Background

Multiple myeloma (MM) is the second most common hematologic malignancy in economically developed countries, and despite improvements in therapy, the disease essentially remains incurable. The aetiology of MM is poorly understood; however, the two- to four-fold increased risk of MM in relatives of patients has provided evidence for an inherited basis [1]. Direct evidence for inherited genetic susceptibility is provided by genome-wide association studies (GWAS), which have so far discovered 23 genomic regions harbouring risk variants for MM [2].

Consistent with findings from many different cancer GWAS, bar a few notable exceptions, the functional variants and target susceptibility genes at the MM risk regions are yet to be identified. Knowledge of the causal genes responsible for defining disease predisposition is important in furthering our understanding of MM tumorigenesis and has the potential to inform the development of novel therapeutic strategies [3]. While most GWAS risk variants map to non-coding regions of the genome, they are enriched for variants correlated with gene expression levels [4, 5]. Exploiting this characteristic, the integration of GWAS signals with expression quantitative trait loci (eQTLs) has implicated ELL2 and CDCA7L as the risk genes likely to be responsible for the 5q15 and 7p15.3 MM associations, respectively [6,7,8,9]. The high frequency of eQTLs coupled with linkage disequilibrium (LD) across regions can, however, make disentangling the risk genes from spurious co-localization at the same region problematic.

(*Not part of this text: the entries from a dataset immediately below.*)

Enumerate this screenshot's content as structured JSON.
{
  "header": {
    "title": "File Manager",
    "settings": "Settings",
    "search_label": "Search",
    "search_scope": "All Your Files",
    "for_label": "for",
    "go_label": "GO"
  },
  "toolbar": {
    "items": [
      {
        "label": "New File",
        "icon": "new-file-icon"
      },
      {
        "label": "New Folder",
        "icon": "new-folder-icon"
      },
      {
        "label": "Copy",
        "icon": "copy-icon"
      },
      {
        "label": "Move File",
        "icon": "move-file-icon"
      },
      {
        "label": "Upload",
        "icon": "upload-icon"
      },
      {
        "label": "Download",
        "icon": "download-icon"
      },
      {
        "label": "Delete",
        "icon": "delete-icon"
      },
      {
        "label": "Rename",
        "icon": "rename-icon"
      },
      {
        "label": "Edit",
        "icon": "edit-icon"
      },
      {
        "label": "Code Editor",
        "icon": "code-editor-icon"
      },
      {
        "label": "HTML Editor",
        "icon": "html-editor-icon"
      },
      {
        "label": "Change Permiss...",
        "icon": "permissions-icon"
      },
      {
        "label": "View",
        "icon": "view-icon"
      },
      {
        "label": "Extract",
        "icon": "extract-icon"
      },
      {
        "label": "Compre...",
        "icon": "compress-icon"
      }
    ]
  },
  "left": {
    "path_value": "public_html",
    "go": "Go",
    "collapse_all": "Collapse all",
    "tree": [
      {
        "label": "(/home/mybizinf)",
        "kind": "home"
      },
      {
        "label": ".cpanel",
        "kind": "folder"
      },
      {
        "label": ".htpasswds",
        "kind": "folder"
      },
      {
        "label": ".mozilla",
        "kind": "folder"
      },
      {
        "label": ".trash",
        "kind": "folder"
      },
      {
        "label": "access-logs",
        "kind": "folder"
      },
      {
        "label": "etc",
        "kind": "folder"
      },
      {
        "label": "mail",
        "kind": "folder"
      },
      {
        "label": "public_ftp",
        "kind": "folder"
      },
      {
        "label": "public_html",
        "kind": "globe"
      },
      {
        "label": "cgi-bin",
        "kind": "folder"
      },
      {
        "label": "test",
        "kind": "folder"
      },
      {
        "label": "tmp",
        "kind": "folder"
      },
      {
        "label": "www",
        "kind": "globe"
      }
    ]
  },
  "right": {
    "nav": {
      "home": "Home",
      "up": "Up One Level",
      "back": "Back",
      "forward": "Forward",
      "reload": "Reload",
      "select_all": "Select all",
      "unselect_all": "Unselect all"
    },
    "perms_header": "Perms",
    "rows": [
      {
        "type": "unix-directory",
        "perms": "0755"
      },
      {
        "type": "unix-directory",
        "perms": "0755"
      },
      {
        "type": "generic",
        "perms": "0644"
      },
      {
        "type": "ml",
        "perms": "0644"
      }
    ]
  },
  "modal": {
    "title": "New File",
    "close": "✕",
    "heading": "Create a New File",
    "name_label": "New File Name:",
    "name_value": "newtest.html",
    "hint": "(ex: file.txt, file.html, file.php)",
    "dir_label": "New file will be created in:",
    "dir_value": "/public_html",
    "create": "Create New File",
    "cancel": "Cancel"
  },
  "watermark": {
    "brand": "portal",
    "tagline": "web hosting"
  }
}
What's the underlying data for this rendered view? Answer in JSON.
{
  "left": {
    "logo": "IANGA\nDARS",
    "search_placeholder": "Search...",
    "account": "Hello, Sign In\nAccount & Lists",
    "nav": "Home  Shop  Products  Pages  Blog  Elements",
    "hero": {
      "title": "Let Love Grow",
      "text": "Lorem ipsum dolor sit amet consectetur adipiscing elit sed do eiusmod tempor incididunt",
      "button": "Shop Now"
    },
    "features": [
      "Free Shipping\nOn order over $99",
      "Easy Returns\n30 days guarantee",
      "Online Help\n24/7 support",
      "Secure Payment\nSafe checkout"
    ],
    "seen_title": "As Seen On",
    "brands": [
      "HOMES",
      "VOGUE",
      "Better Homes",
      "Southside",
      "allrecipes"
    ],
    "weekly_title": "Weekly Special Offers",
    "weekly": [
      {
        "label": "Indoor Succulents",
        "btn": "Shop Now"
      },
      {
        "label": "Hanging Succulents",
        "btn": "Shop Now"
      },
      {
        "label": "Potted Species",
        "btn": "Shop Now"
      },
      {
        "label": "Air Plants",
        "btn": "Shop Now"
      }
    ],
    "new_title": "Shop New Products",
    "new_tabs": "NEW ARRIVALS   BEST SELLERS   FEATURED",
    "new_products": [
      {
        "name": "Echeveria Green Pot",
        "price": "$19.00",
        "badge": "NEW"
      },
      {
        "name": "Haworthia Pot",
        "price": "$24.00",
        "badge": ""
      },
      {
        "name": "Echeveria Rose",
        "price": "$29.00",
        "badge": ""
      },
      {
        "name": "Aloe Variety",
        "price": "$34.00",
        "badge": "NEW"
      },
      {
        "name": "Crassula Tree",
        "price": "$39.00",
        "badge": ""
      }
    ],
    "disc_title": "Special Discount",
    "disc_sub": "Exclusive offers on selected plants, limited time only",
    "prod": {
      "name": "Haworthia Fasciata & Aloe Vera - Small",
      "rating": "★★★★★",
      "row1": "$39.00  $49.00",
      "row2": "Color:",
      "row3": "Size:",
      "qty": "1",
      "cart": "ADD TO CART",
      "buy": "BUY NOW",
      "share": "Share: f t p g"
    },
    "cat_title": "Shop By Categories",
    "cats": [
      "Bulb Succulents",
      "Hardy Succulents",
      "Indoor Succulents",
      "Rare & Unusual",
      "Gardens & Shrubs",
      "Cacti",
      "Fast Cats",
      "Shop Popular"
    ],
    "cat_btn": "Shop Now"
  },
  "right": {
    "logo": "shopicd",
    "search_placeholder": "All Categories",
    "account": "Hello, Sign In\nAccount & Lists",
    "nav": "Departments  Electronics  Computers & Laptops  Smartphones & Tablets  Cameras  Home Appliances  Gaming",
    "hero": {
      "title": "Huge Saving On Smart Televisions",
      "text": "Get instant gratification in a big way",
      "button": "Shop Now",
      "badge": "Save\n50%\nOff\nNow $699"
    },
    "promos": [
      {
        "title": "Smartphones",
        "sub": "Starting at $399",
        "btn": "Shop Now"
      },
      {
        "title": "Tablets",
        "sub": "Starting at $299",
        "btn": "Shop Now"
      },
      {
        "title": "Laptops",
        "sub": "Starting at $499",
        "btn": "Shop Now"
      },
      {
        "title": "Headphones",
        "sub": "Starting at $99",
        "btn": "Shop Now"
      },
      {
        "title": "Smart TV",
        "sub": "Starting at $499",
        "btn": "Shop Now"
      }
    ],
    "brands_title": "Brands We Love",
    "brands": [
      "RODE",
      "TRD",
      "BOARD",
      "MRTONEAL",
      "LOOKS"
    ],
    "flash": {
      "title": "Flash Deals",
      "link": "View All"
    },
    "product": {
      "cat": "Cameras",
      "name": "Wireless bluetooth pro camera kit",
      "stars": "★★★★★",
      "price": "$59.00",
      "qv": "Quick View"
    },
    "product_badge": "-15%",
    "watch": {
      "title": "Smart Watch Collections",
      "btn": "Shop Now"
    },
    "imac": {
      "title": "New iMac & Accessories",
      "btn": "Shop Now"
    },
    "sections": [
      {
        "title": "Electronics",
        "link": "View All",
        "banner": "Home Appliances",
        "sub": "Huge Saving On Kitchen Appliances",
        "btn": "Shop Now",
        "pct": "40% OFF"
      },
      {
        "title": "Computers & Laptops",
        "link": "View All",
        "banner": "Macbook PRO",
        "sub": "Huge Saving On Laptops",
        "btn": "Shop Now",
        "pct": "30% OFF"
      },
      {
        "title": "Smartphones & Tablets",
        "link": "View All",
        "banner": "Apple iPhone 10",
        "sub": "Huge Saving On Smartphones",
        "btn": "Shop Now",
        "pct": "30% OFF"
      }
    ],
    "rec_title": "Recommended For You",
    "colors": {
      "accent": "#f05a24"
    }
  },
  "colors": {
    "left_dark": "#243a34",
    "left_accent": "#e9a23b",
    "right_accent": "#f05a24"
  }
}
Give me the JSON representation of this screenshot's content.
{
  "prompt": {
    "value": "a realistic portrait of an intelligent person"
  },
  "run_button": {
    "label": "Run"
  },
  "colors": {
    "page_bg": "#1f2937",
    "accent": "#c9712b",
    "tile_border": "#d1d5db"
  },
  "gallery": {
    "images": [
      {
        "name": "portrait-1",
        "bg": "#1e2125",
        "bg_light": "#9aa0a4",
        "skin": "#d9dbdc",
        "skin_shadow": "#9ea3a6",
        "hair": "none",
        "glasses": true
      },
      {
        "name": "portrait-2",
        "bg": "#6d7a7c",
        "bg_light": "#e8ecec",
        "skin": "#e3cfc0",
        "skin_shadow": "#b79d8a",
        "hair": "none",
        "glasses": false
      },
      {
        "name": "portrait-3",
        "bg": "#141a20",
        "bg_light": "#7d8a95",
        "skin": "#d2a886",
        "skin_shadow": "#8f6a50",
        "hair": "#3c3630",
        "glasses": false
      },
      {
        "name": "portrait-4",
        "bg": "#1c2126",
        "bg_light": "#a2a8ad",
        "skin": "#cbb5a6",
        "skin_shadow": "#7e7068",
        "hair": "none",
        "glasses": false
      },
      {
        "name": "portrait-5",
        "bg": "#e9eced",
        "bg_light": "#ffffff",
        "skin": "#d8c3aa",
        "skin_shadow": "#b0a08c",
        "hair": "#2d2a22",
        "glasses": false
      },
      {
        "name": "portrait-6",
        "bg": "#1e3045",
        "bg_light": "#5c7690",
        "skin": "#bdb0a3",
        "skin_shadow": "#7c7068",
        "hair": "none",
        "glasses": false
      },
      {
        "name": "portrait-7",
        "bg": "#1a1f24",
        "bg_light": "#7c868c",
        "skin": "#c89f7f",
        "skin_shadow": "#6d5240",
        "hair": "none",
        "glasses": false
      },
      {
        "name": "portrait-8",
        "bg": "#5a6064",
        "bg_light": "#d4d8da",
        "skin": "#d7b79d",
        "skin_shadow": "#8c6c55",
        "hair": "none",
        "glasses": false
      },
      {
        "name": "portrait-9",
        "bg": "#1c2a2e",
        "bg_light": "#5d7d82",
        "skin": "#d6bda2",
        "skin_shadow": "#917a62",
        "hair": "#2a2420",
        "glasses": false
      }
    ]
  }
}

Transcriptome-wide association studies (TWAS) have been proposed as a strategy to identify risk genes underlying complex traits [10]. This approach imputes genetic data from GWAS using reference sets of weights generated from eQTL data, before correlating this genetic component of gene expression with the phenotype of interest. Since TWAS aggregates the effects of multiple variants into a single testing unit, and facilitates prioritisation of genes at known risk regions for functional validation, it potentially also affords increased study power to identify new risk regions.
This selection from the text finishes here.